The supraphysiological NAA levels detected in mutants at the beginning of the treatment could be readily normalized to control levels (Figures 7A,B). Even 40 weeks post gene therapy the brain NAA levels remained on wildtype levels (Figure 7B). All tested vectors lowered supraphysiological NAA levels to the same extent with no obvious advantage of dual-function vectors over ectopic ASPA expression alone (Figure 7B). These data suggest that differences in efficacy of the vectors are masked by a ceiling effect at the selected dose. In addition to NAA, we measured other brain metabolites using in vivo ¹H-MRS before as well as 10-and 40-weeks post treatment (Figure 7C). These metabolites included alanine, gamma-aminobutyric acid (GABA), glutamate, glutamine, inositol, and taurine. Alanine, GABA, and glutamate levels were reduced in the brains of AKO mice compared to healthy controls, while glutamine, inositol, and taurine levels were elevated. Following gene therapy, restoration to normal wildtype levels was observed across all brain metabolites examined, which was sustained until at least 40 weeks post gene therapy (Figure 7C).

To address whether late-stage CD gene therapy has the potential to restore myelination in AKO mice, we examined brain tissue of one-year-old mice at 40 weeks post gene therapy. Western blotting revealed strong ASPA expression in the cerebellum (CB) and basal ganglia (BG; including striatum and thalamus) 40 weeks post treatment (Figures 8A,B). The ASPA protein levels achieved by codon-optimization were overall about 10-fold higher compared to the non-optimized cDNA. Nat8l mRNA expression in the brain of dual-function vector-treated AKO mice was reduced yet did not reach statistical significance (Figure 8C). This might be due to dilution effects of surrounding brain tissue not affected by RNAi. AAV transduction efficiency in the brains of AKO mice 40 weeks post therapy was comparable between treatment groups with no significant differences detected (Figure 8D). Expression of the major myelin proteins 2′,3’-Cyclic-nucleotide 3′-phosphodiesterase (CNP), Proteolipid protein (PLP) and its splice variant DM20, and Myelin basic protein (MBP) were normalized following gene therapy treatment (Figures 8E,F).

Coronal brain sections taken from the striatum, thalamus, and cerebellum of mice 40 weeks post gene therapy were immunohistochemically labelled to qualitatively investigate AAV vector spread, and to further assess the efficacy of each treatment in normalizing CD brain pathology. Immunostaining verified the absence of ASPA in untreated AKO mice and successful transduction in all treated mice, with widespread and long-term AAV-mediated ASPA expression (Figure 9A). Untreated AKO displayed enlarged ventricles, spongiform vacuolization, and extensive demyelination, evidenced by a reduction in PLP immunofluorescence (Figure 9A) and FluoroMyelin red staining (Figure 9B). Despite the comparatively low levels of ASPA immunoreactivity detected in MBP-wtASPA treated brains, all treatments successfully reversed brain tissue vacuolization and improved myelination (Figures 9A,B).
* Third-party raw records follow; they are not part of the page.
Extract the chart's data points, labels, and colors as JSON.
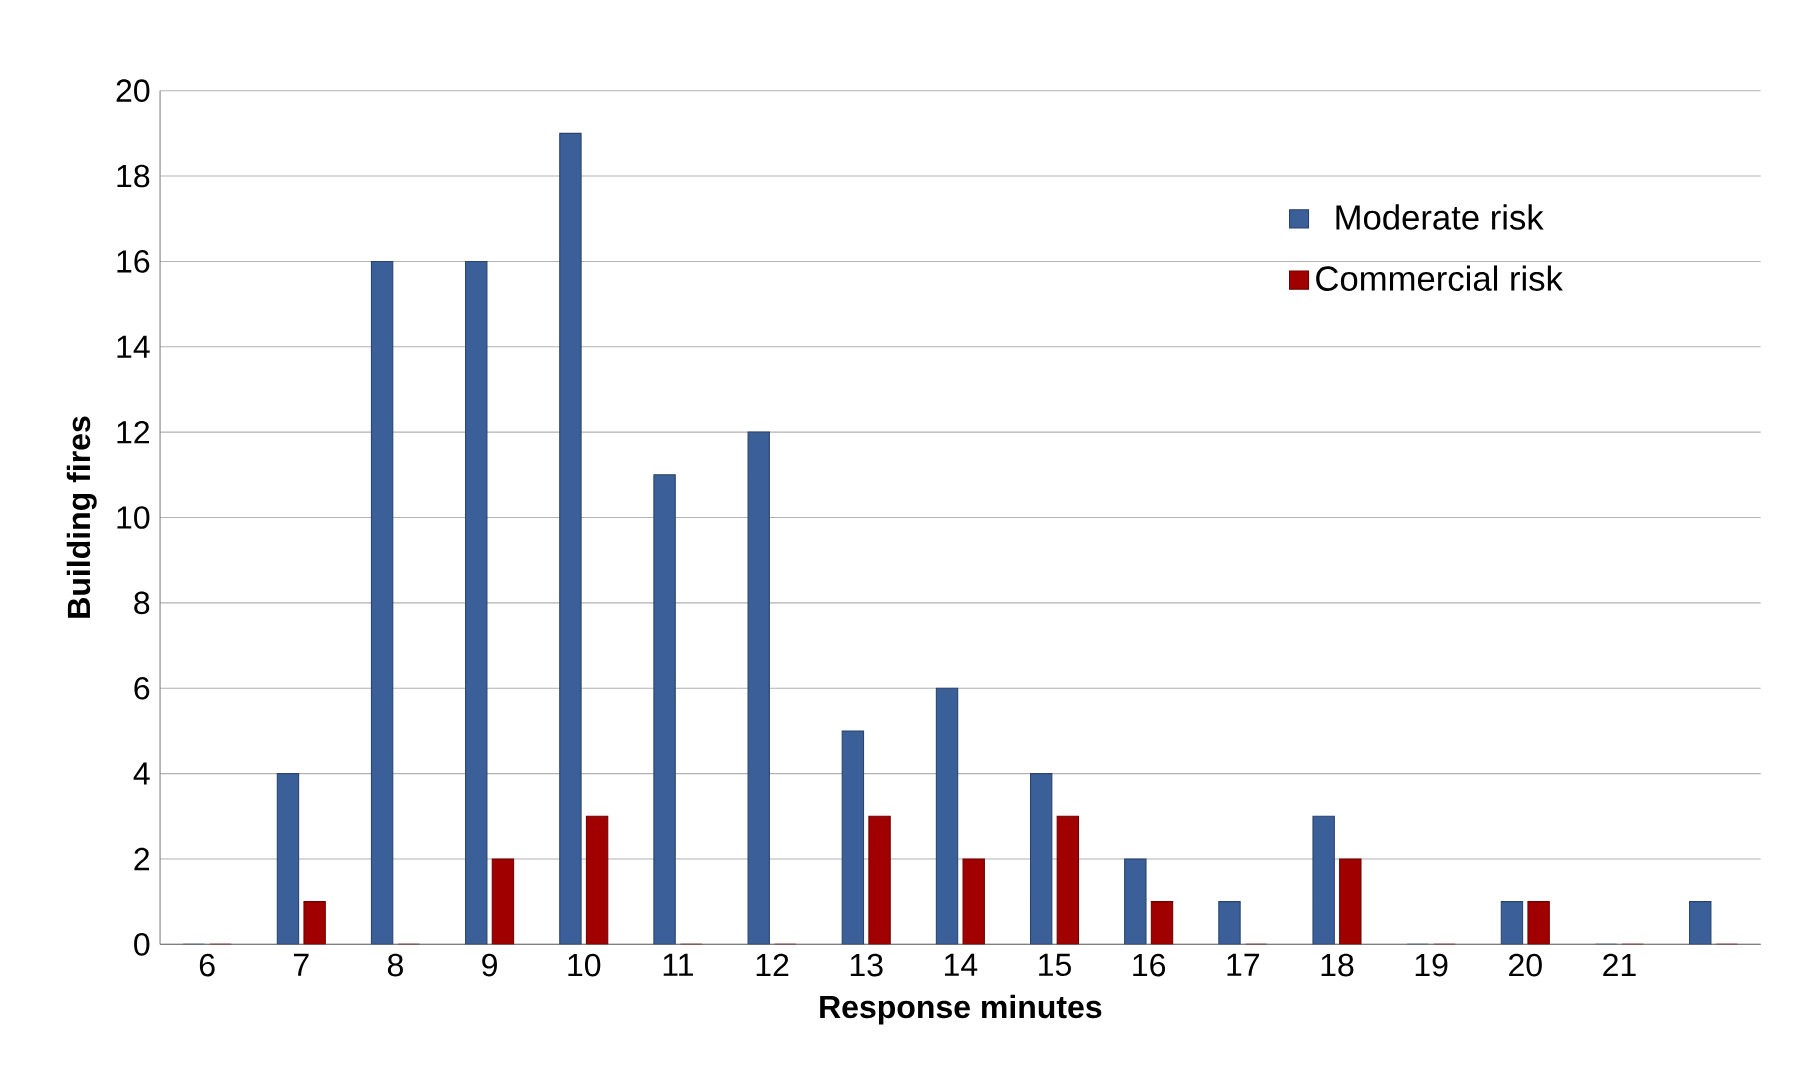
{
  "chart_data": {
    "type": "bar",
    "xlabel": "Response minutes",
    "ylabel": "Building fires",
    "categories": [
      "6",
      "7",
      "8",
      "9",
      "10",
      "11",
      "12",
      "13",
      "14",
      "15",
      "16",
      "17",
      "18",
      "19",
      "20",
      "21",
      null
    ],
    "series": [
      {
        "name": "Moderate risk",
        "color": "#3b5f99",
        "values": [
          0,
          4,
          16,
          16,
          19,
          11,
          12,
          5,
          6,
          4,
          2,
          1,
          3,
          0,
          1,
          0,
          1
        ]
      },
      {
        "name": "Commercial risk",
        "color": "#a00000",
        "values": [
          0,
          1,
          0,
          2,
          3,
          0,
          0,
          3,
          2,
          3,
          1,
          0,
          2,
          0,
          1,
          0,
          0
        ]
      }
    ],
    "ylim": [
      0,
      20
    ],
    "yticks": [
      0,
      2,
      4,
      6,
      8,
      10,
      12,
      14,
      16,
      18,
      20
    ],
    "grid": "y",
    "legend": "top right"
  }
}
Astrogliosis is a hallmark of CD. Consistent with that, AKO mice exhibit a marked increase in GFAP immunofluorescence compared to wildtype controls (von Jonquieres et al., 2018), which we confirmed in this study (Figure 10). Astrogliosis was significantly reduced in all treatment groups, with the strongest improvements following MBP-coASPA and CAG-mirNat8l-MBP-coASPA treatment.